BPM users are familiar with the process lifecycle. It starts with process modeling. Business analysts document the as-is process, and analyze its shortcomings – handoff inefficiencies, exception handling, inconsistent application of policies and rules. From the model they can define KPIs for the process and estimate their value using simulation analysis. Then they model proposed process improvements, and project the expected benefit using simulation, before committing resources to the implementation.
The next step in the standard lifecycle is process design. Unlike traditional software development, the model is not just a business requirements document; it generates implementation artifacts that are completed by developers in the process design environment. The completed design is then deployed to a process engine, which automates the process implementation – routes tasks to human participants, executes business rules, and invokes services on remote business systems. And as each activity completes, the engine is continuously generating events representing snapshots of instance data.
Next, the BPM suite’s BAM component that uses that data to compute instance-level performance in real time, and then aggregates those metrics into process-level KPIs – counts and means, volume and velocity – including user-defined business measures. The KPIs are displayed graphically in management dashboards, and BAM continuously monitors them with rules – again, user-defined – that trigger alerts or even automated escalation actions if the KPIs drift out of their target range.

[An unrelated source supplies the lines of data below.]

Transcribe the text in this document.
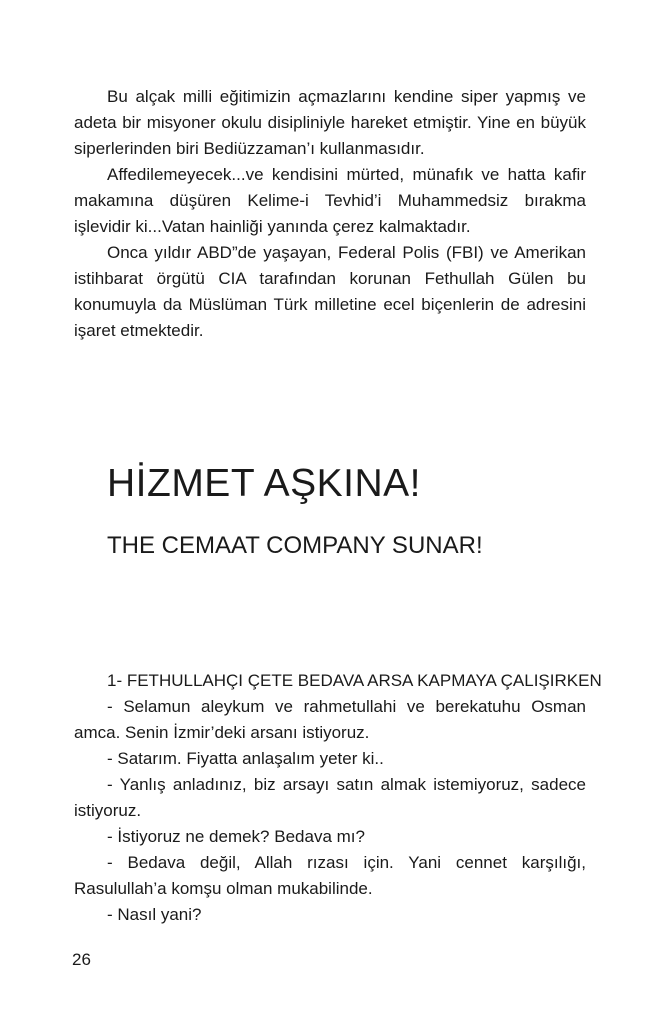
Bu alçak milli eğitimizin açmazlarını kendine siper yapmış ve adeta bir misyoner okulu disipliniyle hareket etmiştir. Yine en büyük siperlerinden biri Bediüzzaman’ı kullanmasıdır.

Affedilemeyecek...ve kendisini mürted, münafık ve hatta kafir makamına düşüren Kelime-i Tevhid’i Muhammedsiz bırakma işlevidir ki...Vatan hainliği yanında çerez kalmaktadır.

Onca yıldır ABD”de yaşayan, Federal Polis (FBI) ve Amerikan istihbarat örgütü CIA tarafından korunan Fethullah Gülen bu konumuyla da Müslüman Türk milletine ecel biçenlerin de adresini işaret etmektedir.

HİZMET AŞKINA!
THE CEMAAT COMPANY SUNAR!

1- FETHULLAHÇI ÇETE BEDAVA ARSA KAPMAYA ÇALIŞIRKEN

- Selamun aleykum ve rahmetullahi ve berekatuhu Osman amca. Senin İzmir’deki arsanı istiyoruz.

- Satarım. Fiyatta anlaşalım yeter ki..

- Yanlış anladınız, biz arsayı satın almak istemiyoruz, sadece istiyoruz.

- İstiyoruz ne demek? Bedava mı?

- Bedava değil, Allah rızası için. Yani cennet karşılığı, Rasulullah’a komşu olman mukabilinde.

- Nasıl yani?

26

BAM lets users take corrective action quickly, and provides actual data that can be used to iteratively improve process performance with another round of modeling and design.
At least that’s the way it’s supposed to work.
But for many shops, particularly in large enterprises, the prospect of modeling their processes end-to-end is just too high a mountain to climb. Which processes? There are hundreds. Which one offers the biggest potential return from BPM? User-defined metrics and rules? How would you even know where to start? If you need to model everything first to get going… well, as they say in Maine, you just can’t get there from here.
Recently I’ve begun hearing from BPMS vendors about an alternative BPM lifecycle that provides an easier path for such companies: Measure the existing process first, and then model after that. When I first heard about this, it made no sense. How can you generate and analyze process metrics if you don’t have an executable process design? And with most BPMS offerings, you probably can’t. But others, notably webMethods and Lombardi, let you instrument process activities in your current as-is process – without executing anything on the BPMS process engine – and capture process metrics end-to-end.
For some companies who have taken this path to BPM, the results of that initial measurement are a revelation. They’ve never before had the ability to track cycle times, costs, or errors at the end-to-end process level, since each backend system involved only sees its own little piece of the process. Once they have the performance data, they suddenly have a basis for discussion. Is the baseline performance good enough? What is the cause of the outlying data points? Are these problems that need to be addressed. From the measurement, these organizations are able to focus on specific processes and specific performance improvement goals. From there, the mountain of modeling seems much more climbable.
If your existing processes are largely automated but still out of control, measure-then-model might be the best way for your company to break into the BPM lifecycle.